Yani " Lebonda herşey güzel" . Son zamanlarda özellikle de yılbaşına yakın pastahane vitrinlerinde ,Lebon'da da " Kar yağmış odun " şeklinde patalar ile çok büyük ateş böceği şekilli pastalar satılmaya başladı. MARKİZ de , bütün Entelektüellerin, Edebiyatçıların, felsefecilerin uğrak mekânı bir pastahane idi.Namık Kemal, Şinasi, T.Fikret,A.Haşim,A.Dino,S.Faik,O.Veli,Haldun Taner,Mina Urgan,Hilmi Yavuz hep müdavimlerini oluşturuyordu .
Duvarlarında Fransa'dan getirilmiş Art-Noveau tarzı 4 mevsim temalı panodan,biri getirilirken yolda kırıldığı için kış hariç 3 pano vardır İç kapıları ve iç camekânları vitraylarla süslüdür.1940-1970 yılları arasında hizmet vermiş,23 yıl kapalı kaldıktan sonra 2003 yılinda yeniden açıldı ise de bu günlere daha fazla tahammül edememiş 2009 yılında Yemek Kulübü adı altında hizmet vermeye başlamış, sonra o da kapanmıştır. Ben tavandaki büyük kristâl avizesinin altında,pasta servisi beklerken masaya kristâl sürahi içinde gelen limon dilimli ve nane yapraklı soğuk su servisini unutamam.

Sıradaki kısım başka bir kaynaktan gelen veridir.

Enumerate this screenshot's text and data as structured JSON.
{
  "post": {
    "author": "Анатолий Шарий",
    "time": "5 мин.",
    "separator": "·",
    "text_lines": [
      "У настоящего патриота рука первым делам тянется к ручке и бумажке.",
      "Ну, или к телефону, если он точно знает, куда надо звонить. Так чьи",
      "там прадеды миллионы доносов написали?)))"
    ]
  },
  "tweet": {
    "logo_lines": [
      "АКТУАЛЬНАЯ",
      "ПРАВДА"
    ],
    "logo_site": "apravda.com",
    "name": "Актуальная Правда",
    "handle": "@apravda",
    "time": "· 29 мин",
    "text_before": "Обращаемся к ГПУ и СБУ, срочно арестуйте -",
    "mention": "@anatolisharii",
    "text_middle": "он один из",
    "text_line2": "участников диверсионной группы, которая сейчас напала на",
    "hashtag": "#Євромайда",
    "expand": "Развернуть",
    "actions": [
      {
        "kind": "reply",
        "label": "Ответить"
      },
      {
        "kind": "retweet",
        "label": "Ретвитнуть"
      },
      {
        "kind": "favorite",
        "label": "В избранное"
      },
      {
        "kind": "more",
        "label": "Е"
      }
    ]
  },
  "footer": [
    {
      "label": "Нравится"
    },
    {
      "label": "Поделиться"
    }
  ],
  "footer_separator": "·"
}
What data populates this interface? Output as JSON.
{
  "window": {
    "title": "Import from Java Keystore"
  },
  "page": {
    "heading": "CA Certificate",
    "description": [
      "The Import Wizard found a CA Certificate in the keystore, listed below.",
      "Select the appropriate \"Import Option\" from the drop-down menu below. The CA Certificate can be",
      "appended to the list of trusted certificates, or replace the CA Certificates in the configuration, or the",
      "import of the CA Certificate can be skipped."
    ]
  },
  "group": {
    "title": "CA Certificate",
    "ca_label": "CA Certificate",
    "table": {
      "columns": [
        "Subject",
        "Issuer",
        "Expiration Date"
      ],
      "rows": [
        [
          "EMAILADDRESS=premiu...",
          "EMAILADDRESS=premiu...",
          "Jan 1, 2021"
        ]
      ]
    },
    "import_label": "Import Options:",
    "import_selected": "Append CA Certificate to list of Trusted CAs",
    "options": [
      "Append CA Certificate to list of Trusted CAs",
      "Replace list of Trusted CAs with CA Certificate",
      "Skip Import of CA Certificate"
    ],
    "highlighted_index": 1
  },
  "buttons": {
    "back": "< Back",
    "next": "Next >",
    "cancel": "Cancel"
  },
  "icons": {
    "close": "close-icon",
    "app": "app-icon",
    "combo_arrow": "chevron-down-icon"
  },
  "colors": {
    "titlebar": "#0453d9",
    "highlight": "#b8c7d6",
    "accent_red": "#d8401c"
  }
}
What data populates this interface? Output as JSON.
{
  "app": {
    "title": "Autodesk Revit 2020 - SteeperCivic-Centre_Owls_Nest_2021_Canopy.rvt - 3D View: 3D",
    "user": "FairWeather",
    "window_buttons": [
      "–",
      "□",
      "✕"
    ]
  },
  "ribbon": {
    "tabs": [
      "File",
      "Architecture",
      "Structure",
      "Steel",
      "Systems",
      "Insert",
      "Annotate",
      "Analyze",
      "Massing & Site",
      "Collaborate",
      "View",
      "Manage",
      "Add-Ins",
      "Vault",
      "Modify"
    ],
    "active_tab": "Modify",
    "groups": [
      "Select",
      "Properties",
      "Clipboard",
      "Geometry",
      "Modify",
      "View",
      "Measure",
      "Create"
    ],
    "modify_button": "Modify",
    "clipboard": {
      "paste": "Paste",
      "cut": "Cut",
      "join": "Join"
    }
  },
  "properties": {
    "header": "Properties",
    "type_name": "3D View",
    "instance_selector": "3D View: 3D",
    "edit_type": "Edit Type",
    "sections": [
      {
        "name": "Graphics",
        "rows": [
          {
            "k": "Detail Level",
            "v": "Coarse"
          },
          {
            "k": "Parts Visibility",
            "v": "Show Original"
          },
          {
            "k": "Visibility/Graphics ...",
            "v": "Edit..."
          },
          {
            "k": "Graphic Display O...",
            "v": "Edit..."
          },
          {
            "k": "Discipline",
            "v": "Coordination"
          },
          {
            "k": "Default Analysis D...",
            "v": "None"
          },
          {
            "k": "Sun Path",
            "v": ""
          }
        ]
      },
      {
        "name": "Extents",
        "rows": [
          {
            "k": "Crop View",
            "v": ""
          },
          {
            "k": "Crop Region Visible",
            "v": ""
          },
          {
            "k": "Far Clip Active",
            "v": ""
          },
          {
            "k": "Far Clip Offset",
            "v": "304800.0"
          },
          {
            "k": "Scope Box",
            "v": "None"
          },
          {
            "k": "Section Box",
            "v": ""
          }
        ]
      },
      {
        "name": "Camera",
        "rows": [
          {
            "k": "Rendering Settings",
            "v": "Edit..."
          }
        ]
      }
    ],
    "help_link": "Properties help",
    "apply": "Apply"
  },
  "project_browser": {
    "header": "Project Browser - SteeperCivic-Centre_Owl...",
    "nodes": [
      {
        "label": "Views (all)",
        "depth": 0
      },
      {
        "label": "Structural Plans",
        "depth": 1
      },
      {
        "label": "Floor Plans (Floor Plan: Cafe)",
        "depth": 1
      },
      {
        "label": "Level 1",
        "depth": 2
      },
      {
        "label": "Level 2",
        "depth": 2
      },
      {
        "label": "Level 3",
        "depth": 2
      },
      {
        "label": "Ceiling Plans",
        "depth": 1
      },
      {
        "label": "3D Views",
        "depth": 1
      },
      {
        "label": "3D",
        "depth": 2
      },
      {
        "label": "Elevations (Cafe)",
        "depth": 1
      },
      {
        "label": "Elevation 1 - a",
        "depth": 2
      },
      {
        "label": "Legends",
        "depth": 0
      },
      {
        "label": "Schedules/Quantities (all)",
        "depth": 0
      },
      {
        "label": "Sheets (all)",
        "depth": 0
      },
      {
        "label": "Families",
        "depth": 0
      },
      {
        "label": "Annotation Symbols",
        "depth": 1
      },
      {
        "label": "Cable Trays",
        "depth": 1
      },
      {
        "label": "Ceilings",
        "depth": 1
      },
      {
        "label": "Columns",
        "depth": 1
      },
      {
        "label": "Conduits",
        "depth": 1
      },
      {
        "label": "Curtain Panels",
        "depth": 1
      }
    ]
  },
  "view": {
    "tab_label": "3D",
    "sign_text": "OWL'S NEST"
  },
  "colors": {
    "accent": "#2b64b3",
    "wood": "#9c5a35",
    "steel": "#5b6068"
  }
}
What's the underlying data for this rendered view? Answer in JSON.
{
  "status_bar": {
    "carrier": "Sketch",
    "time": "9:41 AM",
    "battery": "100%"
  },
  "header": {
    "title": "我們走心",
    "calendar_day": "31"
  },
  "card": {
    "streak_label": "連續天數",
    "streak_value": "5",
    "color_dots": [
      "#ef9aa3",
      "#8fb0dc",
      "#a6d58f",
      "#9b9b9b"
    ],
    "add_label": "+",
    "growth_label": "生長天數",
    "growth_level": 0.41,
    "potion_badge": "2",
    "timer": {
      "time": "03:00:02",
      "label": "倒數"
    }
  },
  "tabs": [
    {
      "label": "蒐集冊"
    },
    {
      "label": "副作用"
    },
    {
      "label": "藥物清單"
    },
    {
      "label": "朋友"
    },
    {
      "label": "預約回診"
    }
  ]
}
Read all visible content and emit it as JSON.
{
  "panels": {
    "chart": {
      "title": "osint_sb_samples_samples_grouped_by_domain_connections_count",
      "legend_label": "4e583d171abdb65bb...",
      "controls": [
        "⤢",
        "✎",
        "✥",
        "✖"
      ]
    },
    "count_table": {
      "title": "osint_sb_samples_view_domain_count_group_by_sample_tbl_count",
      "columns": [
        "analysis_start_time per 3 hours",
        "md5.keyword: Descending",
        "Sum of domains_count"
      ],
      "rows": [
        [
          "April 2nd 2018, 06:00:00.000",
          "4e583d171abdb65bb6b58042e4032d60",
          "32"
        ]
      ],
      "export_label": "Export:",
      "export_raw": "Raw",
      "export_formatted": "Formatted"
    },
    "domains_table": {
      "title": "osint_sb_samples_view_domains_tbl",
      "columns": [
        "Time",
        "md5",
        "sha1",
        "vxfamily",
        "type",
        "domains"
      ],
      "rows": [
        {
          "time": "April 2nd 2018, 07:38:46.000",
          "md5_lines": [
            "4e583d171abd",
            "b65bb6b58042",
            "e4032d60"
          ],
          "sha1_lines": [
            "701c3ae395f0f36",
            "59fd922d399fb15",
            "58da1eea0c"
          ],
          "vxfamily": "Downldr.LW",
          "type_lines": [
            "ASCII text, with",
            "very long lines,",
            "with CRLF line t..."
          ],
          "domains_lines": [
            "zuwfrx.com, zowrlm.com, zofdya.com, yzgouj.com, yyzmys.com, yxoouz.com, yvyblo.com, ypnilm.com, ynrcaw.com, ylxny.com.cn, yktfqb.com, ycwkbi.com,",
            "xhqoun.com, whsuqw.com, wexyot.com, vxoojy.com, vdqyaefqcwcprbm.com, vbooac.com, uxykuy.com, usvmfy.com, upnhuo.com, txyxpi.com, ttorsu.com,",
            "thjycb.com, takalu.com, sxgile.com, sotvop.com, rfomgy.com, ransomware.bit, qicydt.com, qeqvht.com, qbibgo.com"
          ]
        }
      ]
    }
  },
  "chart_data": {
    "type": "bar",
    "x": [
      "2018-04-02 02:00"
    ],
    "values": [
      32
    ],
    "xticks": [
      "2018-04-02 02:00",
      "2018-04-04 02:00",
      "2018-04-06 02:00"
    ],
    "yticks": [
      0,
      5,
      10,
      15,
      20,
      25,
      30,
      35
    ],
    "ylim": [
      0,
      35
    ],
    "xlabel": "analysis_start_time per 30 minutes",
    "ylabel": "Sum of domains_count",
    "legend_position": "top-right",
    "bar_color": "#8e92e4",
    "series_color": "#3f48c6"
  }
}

Karşısında RICHMOND OTEL vardı o da kapandı ,şimdi yok, İtalyan ve Fransız mutfağı olan bir meyhane 87 numarada DEGÜSTASYON vardı şimdi yok, sac böreği yapıyorlar o mekânda kadınlar ellerinde oklavalar ile hem de vitrinin önünde, hâlbuki Orhan Veli'nin şiirlerine(1951) konu olmuş bir mekândı .
Balıkpazarının yanında FISHER Alman Restaurantı vardı, şimdi yok.FISHER ilk kurulduğunda tüneldeydi,daha sonra Beyoğluna geldi ,en son da İngiliz Konsolosluğu karşısında idi 70 li yıllarda.Alman bir karı koca işletirlerdi,Alman yemekleri ile beraber Avrupa mutfağını da sunardı.Şinitzeli hârika yaparlardı. ATLANTİK BÜFE, BIRAHANE ve LOKANTASI vardı, İstanbullular ilk Frankfurter sosileri , ilk Rus salatasını orada tatmıştı, artık o da yok.